Another factor that can affect air flow is the location of the machine. It’s important to place the ice machine in a well-ventilated area, away from walls or other obstructions that can block air flow. Additionally, make sure the machine is not located near a heat source, such as a grill or oven, which can also impact air flow.
To avoid these issues, it’s important to regularly clean and maintain your ice machine’s air filters, condenser coils, and fan blades. This will help ensure that air can flow freely around the machine, allowing it to operate at peak efficiency.
The quality of the water used in your ice machine can affect the taste and quality of your ice. Poor water quality can have a negative impact on your ice machines, leading to decreased performance, increased energy costs, and even potential health hazards. You may need special filters added to your ice machine to prevent lime and scale build ups. Most filters use a reverse osmosis to trap those unwanted minerals like calcium and magnesium. Those minerals could potentially lead to buildups and cause breakdowns (which is a nightmare during busy season). Make sure to use a water filtration system to remove impurities and ensure that your ice is fresh and clean.
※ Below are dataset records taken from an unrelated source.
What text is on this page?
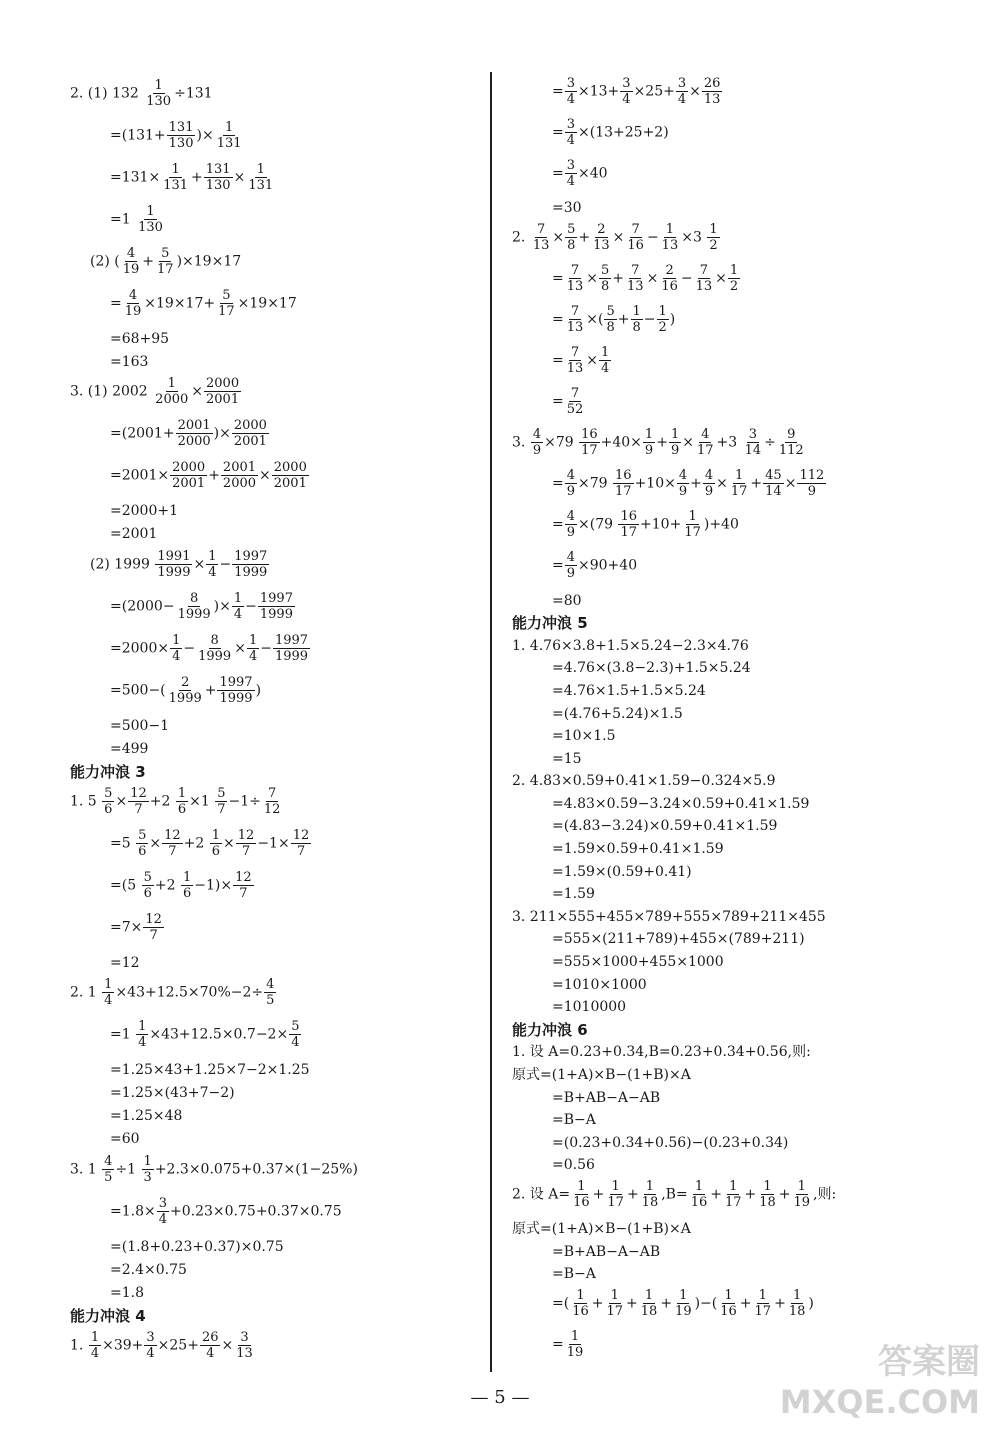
2. (1) $132 \frac{1}{130} \div 131$
$=(131+ \frac{131}{130}$ )× $\frac{1}{131}$
$=131\times \frac{1}{131} + \frac{131}{130} \times \frac{1}{131}$
$=1 \frac{1}{130}$
(2) ( $\frac{4}{19} + \frac{5}{17} )\times 19\times 17$
= $\frac{4}{19} \times 19\times 17+ \frac{5}{17} \times 19\times 17$
=68+95
=163
3. (1) $2002 \frac{1}{2000} \times \frac{2000}{2001}$
$=(2001+ \frac{2001}{2000}$ )× $\frac{2000}{2001}$
$=2001\times \frac{2000}{2001} + \frac{2001}{2000} \times \frac{2000}{2001}$
=2000+1
=2001
(2) $1999 \frac{1991}{1999} \times \frac{1}{4} - \frac{1997}{1999}$
$=(2000- \frac{8}{1999}$ )× $\frac{1}{4} - \frac{1997}{1999}$
$=2000\times \frac{1}{4} - \frac{8}{1999} \times \frac{1}{4} - \frac{1997}{1999}$
$=500-( \frac{2}{1999} + \frac{1997}{1999}$ )
=500−1
=499
能力冲浪 3
1. $5 \frac{5}{6} \times \frac{12}{7} +2 \frac{1}{6} \times 1 \frac{5}{7} -1\div \frac{7}{12}$
$=5 \frac{5}{6} \times \frac{12}{7} +2 \frac{1}{6} \times \frac{12}{7} -1\times \frac{12}{7}$
$=(5 \frac{5}{6} +2 \frac{1}{6} -1)\times \frac{12}{7}$
$=7\times \frac{12}{7}$
=12
2. $1 \frac{1}{4} \times 43+12.5\times 70\%-2\div \frac{4}{5}$
$=1 \frac{1}{4} \times 43+12.5\times 0.7-2\times \frac{5}{4}$
=1.25×43+1.25×7−2×1.25
=1.25×(43+7−2)
=1.25×48
=60
3. $1 \frac{4}{5} \div 1 \frac{1}{3} +2.3\times 0.075+0.37\times(1-25\%)$
$=1.8\times \frac{3}{4} +0.23\times 0.75+0.37\times 0.75$
=(1.8+0.23+0.37)×0.75
=2.4×0.75
=1.8
能力冲浪 4
1. $\frac{1}{4} \times 39+ \frac{3}{4} \times 25+ \frac{26}{4} \times \frac{3}{13}$
= $\frac{3}{4} \times 13+ \frac{3}{4} \times 25+ \frac{3}{4} \times \frac{26}{13}$
= $\frac{3}{4} \times(13+25+2)$
= $\frac{3}{4} \times 40$
=30
2. $\frac{7}{13} \times \frac{5}{8} + \frac{2}{13} \times \frac{7}{16} - \frac{1}{13} \times 3 \frac{1}{2}$
= $\frac{7}{13} \times \frac{5}{8} + \frac{7}{13} \times \frac{2}{16} - \frac{7}{13} \times \frac{1}{2}$
= $\frac{7}{13}$ ×( $\frac{5}{8} + \frac{1}{8} - \frac{1}{2}$ )
= $\frac{7}{13} \times \frac{1}{4}$
= $\frac{7}{52}$
3. $\frac{4}{9} \times 79 \frac{16}{17} +40\times \frac{1}{9} + \frac{1}{9} \times \frac{4}{17} +3 \frac{3}{14} \div \frac{9}{112}$
= $\frac{4}{9} \times 79 \frac{16}{17} +10\times \frac{4}{9} + \frac{4}{9} \times \frac{1}{17} + \frac{45}{14} \times \frac{112}{9}$
= $\frac{4}{9} \times(79 \frac{16}{17} +10+ \frac{1}{17} )+40$
= $\frac{4}{9} \times 90+40$
=80
能力冲浪 5
1. 4.76×3.8+1.5×5.24−2.3×4.76
=4.76×(3.8−2.3)+1.5×5.24
=4.76×1.5+1.5×5.24
=(4.76+5.24)×1.5
=10×1.5
=15
2. 4.83×0.59+0.41×1.59−0.324×5.9
=4.83×0.59−3.24×0.59+0.41×1.59
=(4.83−3.24)×0.59+0.41×1.59
=1.59×0.59+0.41×1.59
=1.59×(0.59+0.41)
=1.59
3. 211×555+455×789+555×789+211×455
=555×(211+789)+455×(789+211)
=555×1000+455×1000
=1010×1000
=1010000
能力冲浪 6
1. 设 A=0.23+0.34,B=0.23+0.34+0.56,则:
原式=(1+A)×B−(1+B)×A
=B+AB−A−AB
=B−A
=(0.23+0.34+0.56)−(0.23+0.34)
=0.56
2. 设 $A= \frac{1}{16} + \frac{1}{17} + \frac{1}{18} ,B= \frac{1}{16} + \frac{1}{17} + \frac{1}{18} + \frac{1}{19}$ ,则:
原式=(1+A)×B−(1+B)×A
=B+AB−A−AB
=B−A
=( $\frac{1}{16} + \frac{1}{17} + \frac{1}{18} + \frac{1}{19}$ )−( $\frac{1}{16} + \frac{1}{17} + \frac{1}{18}$ )
= $\frac{1}{19}$
— 5 —
答案圈
MXQE.COM
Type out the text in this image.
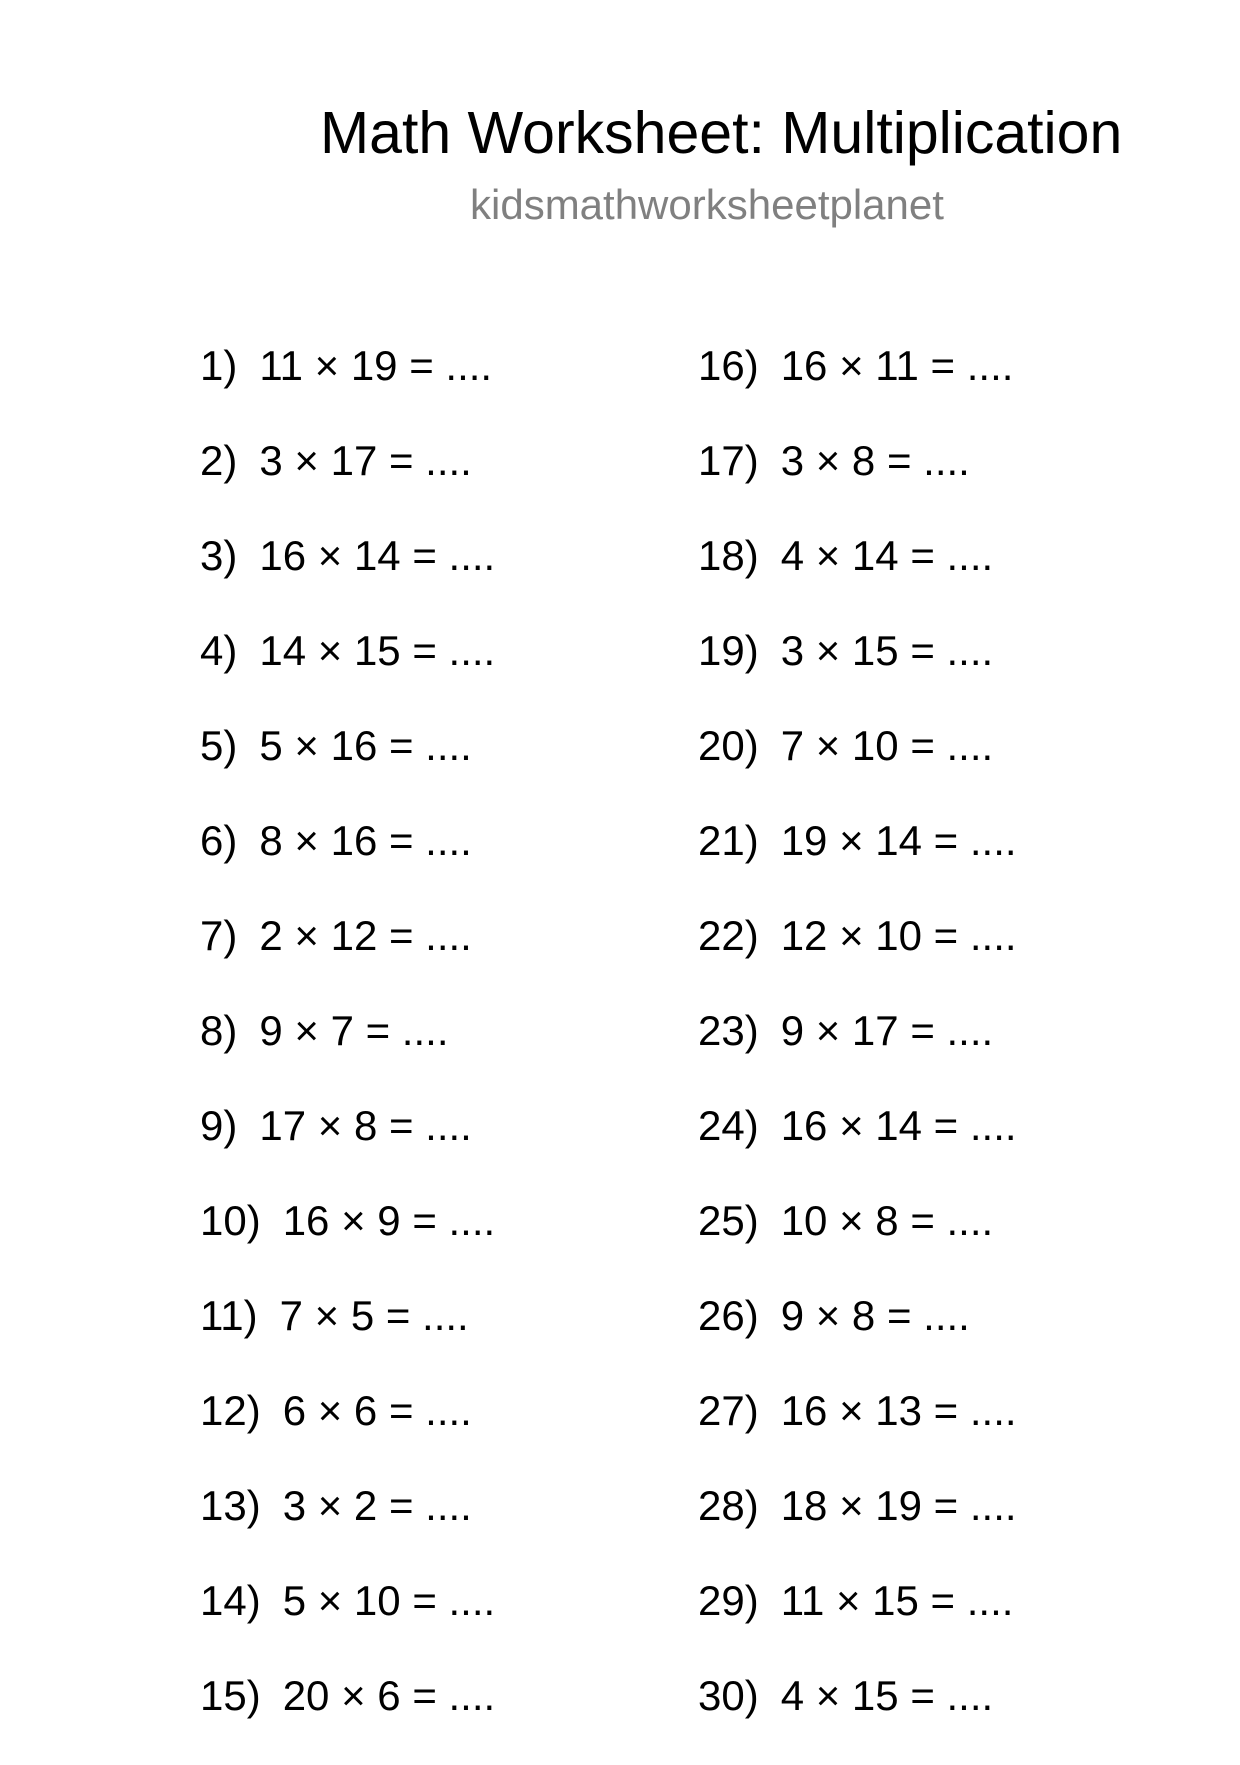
Math Worksheet: Multiplication
kidsmathworksheetplanet
1) 11 × 19 = ....
2) 3 × 17 = ....
3) 16 × 14 = ....
4) 14 × 15 = ....
5) 5 × 16 = ....
6) 8 × 16 = ....
7) 2 × 12 = ....
8) 9 × 7 = ....
9) 17 × 8 = ....
10) 16 × 9 = ....
11) 7 × 5 = ....
12) 6 × 6 = ....
13) 3 × 2 = ....
14) 5 × 10 = ....
15) 20 × 6 = ....
16) 16 × 11 = ....
17) 3 × 8 = ....
18) 4 × 14 = ....
19) 3 × 15 = ....
20) 7 × 10 = ....
21) 19 × 14 = ....
22) 12 × 10 = ....
23) 9 × 17 = ....
24) 16 × 14 = ....
25) 10 × 8 = ....
26) 9 × 8 = ....
27) 16 × 13 = ....
28) 18 × 19 = ....
29) 11 × 15 = ....
30) 4 × 15 = ....
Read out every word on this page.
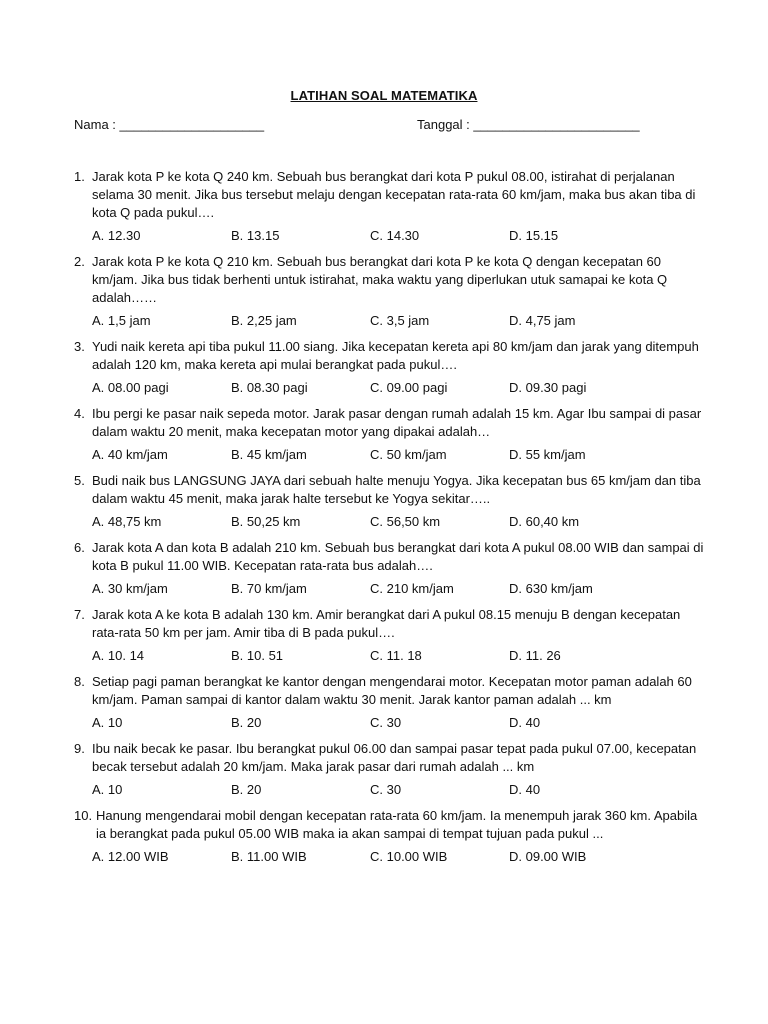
LATIHAN SOAL MATEMATIKA
Nama : ____________________	Tanggal : _______________________
1. Jarak kota P ke kota Q 240 km. Sebuah bus berangkat dari kota P pukul 08.00, istirahat di perjalanan selama 30 menit. Jika bus tersebut melaju dengan kecepatan rata-rata 60 km/jam, maka bus akan tiba di kota Q pada pukul….
A. 12.30	B. 13.15	C. 14.30	D. 15.15
2. Jarak kota P ke kota Q 210 km. Sebuah bus berangkat dari kota P ke kota Q dengan kecepatan 60 km/jam. Jika bus tidak berhenti untuk istirahat, maka waktu yang diperlukan utuk samapai ke kota Q adalah……
A. 1,5 jam	B. 2,25 jam	C. 3,5 jam	D. 4,75 jam
3. Yudi naik kereta api tiba pukul 11.00 siang. Jika kecepatan kereta api 80 km/jam dan jarak yang ditempuh adalah 120 km, maka kereta api mulai berangkat pada pukul….
A. 08.00 pagi	B. 08.30 pagi	C. 09.00 pagi	D. 09.30 pagi
4. Ibu pergi ke pasar naik sepeda motor. Jarak pasar dengan rumah adalah 15 km. Agar Ibu sampai di pasar dalam waktu 20 menit, maka kecepatan motor yang dipakai adalah…
A. 40 km/jam	B. 45 km/jam	C. 50 km/jam	D. 55 km/jam
5. Budi naik bus LANGSUNG JAYA dari sebuah halte menuju Yogya. Jika kecepatan bus 65 km/jam dan tiba dalam waktu 45 menit, maka jarak halte tersebut ke Yogya sekitar…..
A. 48,75 km	B. 50,25 km	C. 56,50 km	D. 60,40 km
6. Jarak kota A dan kota B adalah 210 km. Sebuah bus berangkat dari kota A pukul 08.00 WIB dan sampai di kota B pukul 11.00 WIB. Kecepatan rata-rata bus adalah….
A. 30 km/jam	B. 70 km/jam	C. 210 km/jam	D. 630 km/jam
7. Jarak kota A ke kota B adalah 130 km. Amir berangkat dari A pukul 08.15 menuju B dengan kecepatan rata-rata 50 km per jam. Amir tiba di B pada pukul….
A. 10. 14	B. 10. 51	C. 11. 18	D. 11. 26
8. Setiap pagi paman berangkat ke kantor dengan mengendarai motor. Kecepatan motor paman adalah 60 km/jam. Paman sampai di kantor dalam waktu 30 menit. Jarak kantor paman adalah ... km
A. 10	B. 20	C. 30	D. 40
9. Ibu naik becak ke pasar. Ibu berangkat pukul 06.00 dan sampai pasar tepat pada pukul 07.00, kecepatan becak tersebut adalah 20 km/jam. Maka jarak pasar dari rumah adalah ... km
A. 10	B. 20	C. 30	D. 40
10. Hanung mengendarai mobil dengan kecepatan rata-rata 60 km/jam. Ia menempuh jarak 360 km. Apabila ia berangkat pada pukul 05.00 WIB maka ia akan sampai di tempat tujuan pada pukul ...
A. 12.00 WIB	B. 11.00 WIB	C. 10.00 WIB	D. 09.00 WIB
Clean more than just the outside of the bin
It is necessary for your staff to follow the following guidelines to avoid cross contamination and break downs:
- Always wash your hands before handling ice or the ice machine.
- Only use clean and sanitized scoops or tongs to handle ice.
- Do not use your hands or any other utensils to scoop ice.
- If you notice any issues with the ice machine, such as low production or strange noises, please report it to maintenance immediately.
- Regularly clean and sanitize the ice machine and surrounding area according to your facility’s cleaning procedures.
By understanding what ice machine is best for you, how it works and proper sanitation and maintenance, you will have one of the most important components for summer success: a clean, functioning ice machine!